A Long Shadow
Somaliland Independence
Amina Osman knew the casserole was a mistake the moment she pulled it from the oven. Too much cumin, not enough salt, and the pasta had gone soft in a way that would make any self-respecting Somali weep. But Hassan had insisted they bring something, and now here they stood on their new neighbor’s porch, Amina holding the dish like an offering to an unpredictable god.
“You’re overthinking it,” Hassan said. He pressed the doorbell with the easy confidence of a man who had never overthought anything in his life. His accent, that crisp Birmingham cadence he’d never lost despite fifteen years in Minneapolis, made even mundane observations sound authoritative.
“I am not overthinking.
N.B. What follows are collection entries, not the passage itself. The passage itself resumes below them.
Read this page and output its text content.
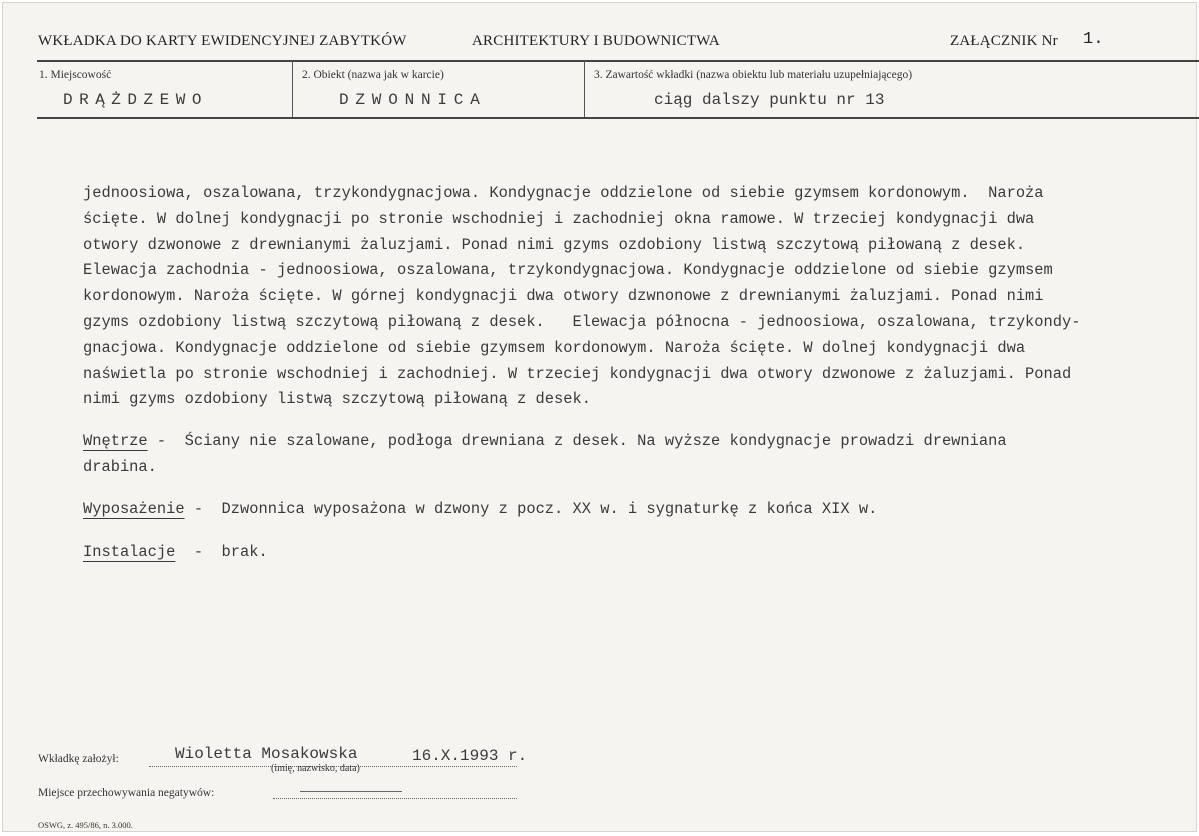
WKŁADKA DO KARTY EWIDENCYJNEJ ZABYTKÓW	ARCHITEKTURY I BUDOWNICTWA	ZAŁĄCZNIK Nr 1.
1. Miejscowość	2. Obiekt (nazwa jak w karcie)	3. Zawartość wkładki (nazwa obiektu lub materiału uzupełniającego)
DRĄŻDZEWO	DZWONNICA	ciąg dalszy punktu nr 13
jednoosiowa, oszalowana, trzykondygnacjowa. Kondygnacje oddzielone od siebie gzymsem kordonowym.  Naroża
ścięte. W dolnej kondygnacji po stronie wschodniej i zachodniej okna ramowe. W trzeciej kondygnacji dwa
otwory dzwonowe z drewnianymi żaluzjami. Ponad nimi gzyms ozdobiony listwą szczytową piłowaną z desek.
Elewacja zachodnia - jednoosiowa, oszalowana, trzykondygnacjowa. Kondygnacje oddzielone od siebie gzymsem
kordonowym. Naroża ścięte. W górnej kondygnacji dwa otwory dzwnonowe z drewnianymi żaluzjami. Ponad nimi
gzyms ozdobiony listwą szczytową piłowaną z desek.   Elewacja północna - jednoosiowa, oszalowana, trzykondy-
gnacjowa. Kondygnacje oddzielone od siebie gzymsem kordonowym. Naroża ścięte. W dolnej kondygnacji dwa
naświetla po stronie wschodniej i zachodniej. W trzeciej kondygnacji dwa otwory dzwonowe z żaluzjami. Ponad
nimi gzyms ozdobiony listwą szczytową piłowaną z desek.
Wnętrze -  Ściany nie szalowane, podłoga drewniana z desek. Na wyższe kondygnacje prowadzi drewniana
drabina.
Wyposażenie -  Dzwonnica wyposażona w dzwony z pocz. XX w. i sygnaturkę z końca XIX w.
Instalacje  -  brak.
Wkładkę założył:	Wioletta Mosakowska	16.X.1993 r.
(imię, nazwisko, data)
Miejsce przechowywania negatywów:
OSWG, z. 495/86, n. 3.000.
I am thinking the appropriate amount.”
The door opened before Hassan could respond. The man who appeared was perhaps sixty, with silver hair and deep-set eyes that crinkled when he smiled. He wore a cardigan over a rumpled shirt, and behind him Amina could see stacks of boxes still waiting to be unpacked.
“You must be the Osmans,” he said. “David Levi. Please, come in.”
The living room was chaos. Moving boxes formed small mountain ranges across the hardwood floors, and a single armchair sat marooned in the center like a life raft. David cleared newspapers from a loveseat and gestured for them to sit.
“Forgive the mess. I’m still finding my way around. Thirty years in St. Paul, and now I’m learning a whole new city at my age.”
“It’s no trouble,” Hassan said. “We brought you something. My wife’s specialty.”
Amina handed over the casserole, watching David’s face for any flicker of judgment. “It’s pasta with lamb and spices. A family recipe.”
“It smells wonderful.” David set it on a box marked KITCHEN and turned back to them. “I have to admit, I wasn’t sure what to expect from this neighborhood. But everyone’s been so welcoming.”
“Where did you move from, before St. Paul?” Amina asked.
“Originally? Roma. A long time ago now.”
The word unlocked something in Amina’s chest. Roma. She could picture it, the ochre buildings and the Tiber winding through the ancient city, though she had never been. But she had grown up hearing Italian in the streets of pre-independence Mogadishu, had learned it before she learned English, had carried it with her across oceans like a secret inheritance.
“Roma,” she repeated, and then, switching languages as easily as changing keys on a piano: “Che bella città. Sono cresciuta parlando italiano, in Somalia. I miei nonni lo parlavano sempre.”
David’s smile became apologetic. “I’m so sorry. I don’t actually speak Italian. My family left when I was very young. We went to London first, then eventually here.”
Amina felt the heat rise to her cheeks. Of course. Of course he didn’t speak it. She had assumed, and assumptions were the luxury of the careless.
“My apologies,” Hassan said smoothly, his hand finding Amina’s knee beneath the coffee table. “My wife sometimes forgets that not everyone had her education. The Italians were very thorough in the south.”
“And the British were very thorough in not being thorough,” Amina added, recovering enough to smile. “My husband speaks three words of Somali and thinks ‘please’ and ‘thank you’ count as two of them.”
David laughed, a warm sound that filled the cluttered room. “My grandmother used to say the same thing about my grandfather’s Yiddish. Some things are universal, I suppose.”
They talked for an hour, about the neighborhood and the weather and the particular challenges of Minnesota winters. As they prepared to leave, Hassan paused at the door.
“We go to church on Sundays, over at Bethel. You’d be welcome to join us sometime.”
“That’s very kind.” David’s expression was gentle. “But I’m Jewish. We have our own services, at the synagogue on Lake Street.”
“Of course,” Hassan said, unperturbed. “I should have asked.”
“But listen.” David leaned against the doorframe. “Do you watch football? Real football, I mean. The Premier League streams early on Sundays. I’ve got no one to watch with anymore, since my wife passed.”
Hassan’s face lit up. “Villa or City?”
“Arsenal, I’m afraid.”
“A tragedy. But I suppose I can overlook it.”
They shook hands, and something settled between them, some understanding that needed no translation.
Walking home, Amina watched her husband’s easy stride and felt a small, cold thing stir beneath her ribs. For twenty years she had been the bridge between Hassan and the world, the one who spoke to doctors and landlords and neighbors, who translated not just languages but cultures, who made the incomprehensible comprehensible. She thought of the maps in her mind, the sharp line that once divided the British North from the Italian South, a line she thought they had erased when they married. And now here was David Levi, who didn’t need translating at all.
Hassan was already talking about next Sunday, about getting up early to watch the match.
She said nothing. She held his hand and smiled and told herself the feeling would pass.